Summary: A fractured retelling/reinvention of stories related to the Greek epic hero Odysseus.
Musings: I spend nearly a semester every year teaching the entire Odyssey to my freshmen students. Although I resisted the long text at first, it's been growing on me, and I find more in it every year. My students are also wary at first (our Fagles' translation is 483 pages in poem form), but I'm thrilled with their ability to find new things in the text. When I heard about Mason's book, The Lost Books of the Odyssey, I was excited to see what he could offer on the canonical poem.
First of all, the book is called "a novel," which is rather misleading. Instead, it's more of a collection of short stories; each "chapter" is completely unrelated to the others, and a number of events (Achilles' death, Odysseus' return to Ithaca) are covered multiple times. Furthermore, the title, The Lost Books of the Odyssey, is also deceptive, since a majority of the chapters concern events that are not a part of the Odyssey (primarily the Trojan War and its heroes).
After reading it, I find it nearly impossible to describe what the stories are like. The best analogy I can think of comes courtesy of my husband, who upon hearing my exasperated attempted description of the book, explained the book thus (I've embellished only slightly): It's like going to a contemporary art museum on the Muppets, but when you get there, all the exhibits are of Muppets having orgies. And you just don't see how any of this can have meaning, but all the other snooty and pretentious art patrons sneer at you for being so pedestrian and unable to "get it."
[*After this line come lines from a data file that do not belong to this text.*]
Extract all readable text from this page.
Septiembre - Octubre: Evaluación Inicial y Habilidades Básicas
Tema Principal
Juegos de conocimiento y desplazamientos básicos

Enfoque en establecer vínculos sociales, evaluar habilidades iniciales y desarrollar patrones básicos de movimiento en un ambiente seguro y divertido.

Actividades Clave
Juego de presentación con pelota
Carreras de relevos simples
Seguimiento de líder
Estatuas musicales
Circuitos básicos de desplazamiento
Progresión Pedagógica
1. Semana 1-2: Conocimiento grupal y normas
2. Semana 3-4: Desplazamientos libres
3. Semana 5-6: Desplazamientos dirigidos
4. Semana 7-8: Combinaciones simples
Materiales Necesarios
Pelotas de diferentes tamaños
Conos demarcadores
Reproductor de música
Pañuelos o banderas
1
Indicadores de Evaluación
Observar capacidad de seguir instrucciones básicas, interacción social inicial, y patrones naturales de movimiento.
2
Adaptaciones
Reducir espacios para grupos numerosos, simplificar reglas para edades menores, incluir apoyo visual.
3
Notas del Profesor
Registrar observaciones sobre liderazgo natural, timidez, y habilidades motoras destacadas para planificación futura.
So, yes. Many of the stories are completely random and circuitous. Other events are repeated ad nauseam. The stories seem to be "deep" without having any real meaning. For example, Mason seems to have a bizarre fixation on Agamemnon, who is portrayed as a singularly imbecilic leader. Agamemnon's mostly a whiny and bitter bore in the Odyssey with nothing to do but spew hatred over his wife's betrayal, but in Lost Books he seems to represent the very worst of ineptitude in leadership. But for no apparent reason. Mason also dwells on Odysseus' return to Ithaca and his life as an old man after the war. I think there are some interesting issues to be raised around what happens to a great hero once all the journeying is done, but no new light was shed for me.
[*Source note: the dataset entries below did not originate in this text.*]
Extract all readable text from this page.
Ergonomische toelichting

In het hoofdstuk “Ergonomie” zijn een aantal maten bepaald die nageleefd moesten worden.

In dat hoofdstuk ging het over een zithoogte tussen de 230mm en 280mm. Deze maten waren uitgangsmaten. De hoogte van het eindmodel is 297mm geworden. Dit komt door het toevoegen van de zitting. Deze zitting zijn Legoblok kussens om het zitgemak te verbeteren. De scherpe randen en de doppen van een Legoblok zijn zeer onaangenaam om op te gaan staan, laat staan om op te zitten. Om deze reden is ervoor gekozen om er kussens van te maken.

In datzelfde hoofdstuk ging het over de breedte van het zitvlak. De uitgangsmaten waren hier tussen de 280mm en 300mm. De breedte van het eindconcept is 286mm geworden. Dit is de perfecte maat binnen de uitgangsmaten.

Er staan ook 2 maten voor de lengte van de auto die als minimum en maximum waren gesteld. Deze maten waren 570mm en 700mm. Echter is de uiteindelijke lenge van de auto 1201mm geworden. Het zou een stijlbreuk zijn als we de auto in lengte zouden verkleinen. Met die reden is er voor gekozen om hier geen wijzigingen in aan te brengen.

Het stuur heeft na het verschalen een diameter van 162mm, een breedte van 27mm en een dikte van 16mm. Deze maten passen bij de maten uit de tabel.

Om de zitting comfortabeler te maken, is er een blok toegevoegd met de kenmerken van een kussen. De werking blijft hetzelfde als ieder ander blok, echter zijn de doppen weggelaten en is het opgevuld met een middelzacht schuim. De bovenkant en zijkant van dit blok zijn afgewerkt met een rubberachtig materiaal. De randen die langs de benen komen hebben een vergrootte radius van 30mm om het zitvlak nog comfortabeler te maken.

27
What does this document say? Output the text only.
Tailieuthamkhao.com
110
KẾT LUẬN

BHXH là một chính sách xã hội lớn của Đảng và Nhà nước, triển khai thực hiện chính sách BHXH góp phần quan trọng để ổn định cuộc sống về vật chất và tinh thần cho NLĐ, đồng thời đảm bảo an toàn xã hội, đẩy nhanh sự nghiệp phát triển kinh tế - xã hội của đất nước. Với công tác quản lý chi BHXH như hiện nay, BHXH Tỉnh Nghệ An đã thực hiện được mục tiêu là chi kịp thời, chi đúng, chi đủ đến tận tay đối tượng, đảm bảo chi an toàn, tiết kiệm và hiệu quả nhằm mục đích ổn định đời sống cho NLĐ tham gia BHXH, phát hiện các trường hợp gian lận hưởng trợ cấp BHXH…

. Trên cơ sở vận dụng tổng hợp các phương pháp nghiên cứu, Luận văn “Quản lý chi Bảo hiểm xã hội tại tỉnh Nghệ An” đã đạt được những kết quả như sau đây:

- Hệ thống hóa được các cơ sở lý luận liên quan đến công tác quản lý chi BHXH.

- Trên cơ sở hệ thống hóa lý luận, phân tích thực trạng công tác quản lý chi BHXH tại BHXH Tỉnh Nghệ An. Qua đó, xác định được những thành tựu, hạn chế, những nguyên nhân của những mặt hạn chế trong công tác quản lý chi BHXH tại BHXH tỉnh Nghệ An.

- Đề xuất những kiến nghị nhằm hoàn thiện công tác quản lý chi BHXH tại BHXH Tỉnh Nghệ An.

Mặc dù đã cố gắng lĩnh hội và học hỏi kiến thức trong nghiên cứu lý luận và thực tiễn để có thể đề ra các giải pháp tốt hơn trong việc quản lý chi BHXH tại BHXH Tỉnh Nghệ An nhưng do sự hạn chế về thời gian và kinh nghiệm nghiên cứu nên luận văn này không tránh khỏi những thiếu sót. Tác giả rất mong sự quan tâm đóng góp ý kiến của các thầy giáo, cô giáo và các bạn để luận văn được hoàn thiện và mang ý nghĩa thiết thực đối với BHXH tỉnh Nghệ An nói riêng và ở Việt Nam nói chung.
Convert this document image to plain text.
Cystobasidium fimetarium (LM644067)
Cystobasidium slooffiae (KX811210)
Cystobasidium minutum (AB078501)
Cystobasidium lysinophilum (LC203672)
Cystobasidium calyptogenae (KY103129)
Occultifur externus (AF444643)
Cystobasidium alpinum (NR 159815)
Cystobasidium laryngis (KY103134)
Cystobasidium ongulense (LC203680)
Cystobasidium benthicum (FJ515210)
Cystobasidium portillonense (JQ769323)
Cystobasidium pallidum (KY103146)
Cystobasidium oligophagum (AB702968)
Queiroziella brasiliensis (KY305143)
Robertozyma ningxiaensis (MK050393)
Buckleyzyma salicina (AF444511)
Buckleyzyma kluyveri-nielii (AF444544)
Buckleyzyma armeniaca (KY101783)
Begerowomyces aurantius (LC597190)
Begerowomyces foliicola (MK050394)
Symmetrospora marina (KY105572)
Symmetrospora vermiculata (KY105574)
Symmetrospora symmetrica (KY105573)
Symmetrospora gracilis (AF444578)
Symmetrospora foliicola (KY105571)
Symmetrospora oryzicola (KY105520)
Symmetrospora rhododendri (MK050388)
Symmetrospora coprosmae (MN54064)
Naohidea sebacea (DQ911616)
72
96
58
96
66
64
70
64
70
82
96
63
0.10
The Odyssey really is a perfect text for revision; so much occurs in the poem, but so much is left unexplored: missing days and years, strange people and islands, side characters with no insight into their motivation. However, Mason does not break new ground in this regards. Odysseus is still the focus to the story, and overlooked characters are still overlooked. This is particularly true for the women characters, who in Mason's book are mostly vapid or conniving; in pretty much all of the stories in which she appears, Athena is madly in love with Odysseus. In a New York Times article ("A Calculus of Writing, Applied to a Classic" by Larry Rohter, 2/9/10) on him, Mason describes the book as "a very rational and masculine book," which pretty much makes me want to vomit.
I did find a few stories interesting. In one chapter, Odysseus goes to recruit Achilles for the Trojan War only to find that Achilles is dead; he then builds a golem (a "an artificial human being in Hebrew folklore endowed with life" according to Merriam-Webster) which fights in the war instead. For some reason, that stuck around with me. A super short chapter on Hermes' exasperation at Odysseus' despair on Calypso's island was great. Otherwise I find the "novel" mostly unintelligible and exceedingly self-important.
If you think obliqueness and repetitiveness inherently equal genius prose, then The Lost Books of the Odyssey is for you. As for me, my students' creative revisions to the Odyssey are far more interesting and enlightening.
***This book qualifies for the TwentyTen Reading Challenge ("Who Are You Again?" category).